删除句点，然后将“@”后的 email 扩展名删除到新列中以提取名字和姓氏信息

Question

I have a list of emails that are in the format firstname.lastname@email.com. I would like to create a new column with only the first and last name extracted from the email address.

I am using PySpark. This is an example of the desired output:

data = [{"Email": "john.doe@email.com", "Role": "manager"},
{"Email": "jane.doe@email.com", "Role": "vp"}]

df = spark.createDataFrame(data)

type(df)

# original data set
+------------------+-------+
|Email             |Role   |
+------------------+-------+
|john.doe@email.com|manager|
|jane.doe@email.com|vp     |
+------------------|-------+

# what I want the output to look like
+------------------+-------+--------+
|Email             |Role   |Name    |
+------------------+-------+--------+
|john.doe@email.com|manager|john doe|
|jane.doe@email.com|vp     |jane doe|
+------------------|-------|--------+

How can I remove the period, replace it with a space, then drop everything after the @ into a new column to get the names like the example above?

Answer 1

It will replace the . and @... with a space which we'll have to trim from the end.

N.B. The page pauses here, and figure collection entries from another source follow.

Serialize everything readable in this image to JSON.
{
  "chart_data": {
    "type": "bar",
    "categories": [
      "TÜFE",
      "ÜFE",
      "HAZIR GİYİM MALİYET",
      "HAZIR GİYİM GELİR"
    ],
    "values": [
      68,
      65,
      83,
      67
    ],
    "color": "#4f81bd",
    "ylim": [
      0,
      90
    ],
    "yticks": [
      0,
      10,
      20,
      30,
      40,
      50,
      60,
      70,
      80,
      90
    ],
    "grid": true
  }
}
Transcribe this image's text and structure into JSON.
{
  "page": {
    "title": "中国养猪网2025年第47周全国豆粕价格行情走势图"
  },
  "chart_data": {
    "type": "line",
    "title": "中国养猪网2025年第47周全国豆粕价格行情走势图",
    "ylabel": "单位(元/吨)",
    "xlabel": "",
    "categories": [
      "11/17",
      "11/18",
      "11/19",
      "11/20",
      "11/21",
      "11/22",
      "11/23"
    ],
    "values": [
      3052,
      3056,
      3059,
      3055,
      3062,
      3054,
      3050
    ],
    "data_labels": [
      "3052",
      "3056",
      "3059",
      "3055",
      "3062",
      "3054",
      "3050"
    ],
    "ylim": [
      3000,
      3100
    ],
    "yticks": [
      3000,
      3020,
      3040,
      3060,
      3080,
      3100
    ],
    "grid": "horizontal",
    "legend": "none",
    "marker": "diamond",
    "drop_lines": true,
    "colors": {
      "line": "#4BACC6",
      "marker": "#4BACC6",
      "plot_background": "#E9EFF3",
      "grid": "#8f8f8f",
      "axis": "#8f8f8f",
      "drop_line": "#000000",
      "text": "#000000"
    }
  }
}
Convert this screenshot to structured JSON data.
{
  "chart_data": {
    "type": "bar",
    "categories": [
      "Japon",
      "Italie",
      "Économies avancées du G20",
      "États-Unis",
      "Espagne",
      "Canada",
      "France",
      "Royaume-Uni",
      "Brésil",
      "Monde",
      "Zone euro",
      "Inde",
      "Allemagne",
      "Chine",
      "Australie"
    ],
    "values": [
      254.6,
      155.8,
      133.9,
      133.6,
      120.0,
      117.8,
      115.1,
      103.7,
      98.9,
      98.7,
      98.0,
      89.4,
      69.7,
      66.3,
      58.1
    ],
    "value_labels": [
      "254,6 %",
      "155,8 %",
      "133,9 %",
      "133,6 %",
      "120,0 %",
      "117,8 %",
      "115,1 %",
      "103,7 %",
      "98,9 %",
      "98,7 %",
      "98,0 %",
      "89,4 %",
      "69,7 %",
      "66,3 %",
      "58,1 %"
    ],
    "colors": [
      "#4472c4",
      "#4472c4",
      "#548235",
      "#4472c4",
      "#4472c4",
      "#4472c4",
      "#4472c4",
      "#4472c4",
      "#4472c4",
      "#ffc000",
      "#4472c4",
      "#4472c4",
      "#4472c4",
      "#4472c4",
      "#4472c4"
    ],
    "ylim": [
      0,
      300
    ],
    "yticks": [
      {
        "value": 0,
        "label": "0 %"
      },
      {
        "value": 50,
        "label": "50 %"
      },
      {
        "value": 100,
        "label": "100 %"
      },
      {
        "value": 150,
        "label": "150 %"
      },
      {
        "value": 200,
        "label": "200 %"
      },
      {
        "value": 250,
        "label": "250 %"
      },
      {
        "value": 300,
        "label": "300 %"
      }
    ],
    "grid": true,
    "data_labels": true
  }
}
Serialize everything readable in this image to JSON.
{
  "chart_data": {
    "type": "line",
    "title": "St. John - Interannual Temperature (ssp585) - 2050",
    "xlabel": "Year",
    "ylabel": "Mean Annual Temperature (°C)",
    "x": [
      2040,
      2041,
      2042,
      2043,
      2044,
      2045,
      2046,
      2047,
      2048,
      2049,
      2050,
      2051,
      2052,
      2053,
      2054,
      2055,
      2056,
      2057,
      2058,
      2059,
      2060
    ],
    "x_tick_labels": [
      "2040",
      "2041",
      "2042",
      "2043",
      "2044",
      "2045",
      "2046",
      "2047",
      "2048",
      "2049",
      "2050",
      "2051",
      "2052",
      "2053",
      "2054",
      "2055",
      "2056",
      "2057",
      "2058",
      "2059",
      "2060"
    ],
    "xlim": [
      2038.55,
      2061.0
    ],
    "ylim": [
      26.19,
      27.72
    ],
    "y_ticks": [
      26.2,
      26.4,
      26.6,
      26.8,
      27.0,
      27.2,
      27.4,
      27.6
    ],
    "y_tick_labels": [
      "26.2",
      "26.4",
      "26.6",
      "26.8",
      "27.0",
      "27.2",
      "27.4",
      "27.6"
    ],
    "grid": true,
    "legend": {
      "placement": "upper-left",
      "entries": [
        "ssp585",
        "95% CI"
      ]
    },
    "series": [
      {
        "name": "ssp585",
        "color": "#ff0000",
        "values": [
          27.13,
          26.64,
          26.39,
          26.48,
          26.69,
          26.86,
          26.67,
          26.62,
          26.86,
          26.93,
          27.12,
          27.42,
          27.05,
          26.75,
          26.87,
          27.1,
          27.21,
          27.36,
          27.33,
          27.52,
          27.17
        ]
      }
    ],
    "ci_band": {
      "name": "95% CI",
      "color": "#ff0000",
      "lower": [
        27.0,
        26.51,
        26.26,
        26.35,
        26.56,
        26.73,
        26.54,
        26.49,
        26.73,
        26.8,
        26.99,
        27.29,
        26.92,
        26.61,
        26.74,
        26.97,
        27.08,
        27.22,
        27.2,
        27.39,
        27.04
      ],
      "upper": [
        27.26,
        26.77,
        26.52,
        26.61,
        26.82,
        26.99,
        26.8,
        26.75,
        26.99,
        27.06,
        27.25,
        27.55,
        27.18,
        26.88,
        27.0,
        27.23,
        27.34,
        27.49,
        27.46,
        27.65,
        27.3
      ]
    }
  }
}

from pyspark.sql import functions as F

df.withColumn('Name', F.trim(F.regexp_replace('Email', '\.|@.*', ' '))).show()
# +------------------+-------+--------+
# |             Email|   Role|    Name|
# +------------------+-------+--------+
# |john.doe@email.com|manager|john doe|
# |jane.doe@email.com|     vp|jane doe|
# +------------------+-------+--------+

Answer 2

You can use Python's .split method for strings and a loop to add a "Name" field to each record in your list.

for d in data:
    d["Name] = " ".join(d["Email"].split("@")[0].split("."))

In the above loop we split the "Email" field at the "@" character, creating a list of two elements, of which we take the first one, and then split that on the character ".", which gives us the first and last name. Then we join them with a space (" ") in between.

Answer 3

You can use regex_extract and regex_replace .

from pyspark.sql import functions as F
df = df.withColumn('Name', F.regexp_extract(
        F.regexp_replace('Email', '\.', ' '), 
        '(.*)@', 
        1)
     )

First, regexp_replace('Email', '\.', ' ') will replace . to space in Email column.

Then, regexp_extract(..., '(.*)@', 1) will extract the 1st capture group.

Regex explanation

(.*) => .* is any characters with any length. Wrap with () to make a capture group.
@ => match @ mark. 

(.*)@ => 1st Capture group will capture any characters before @.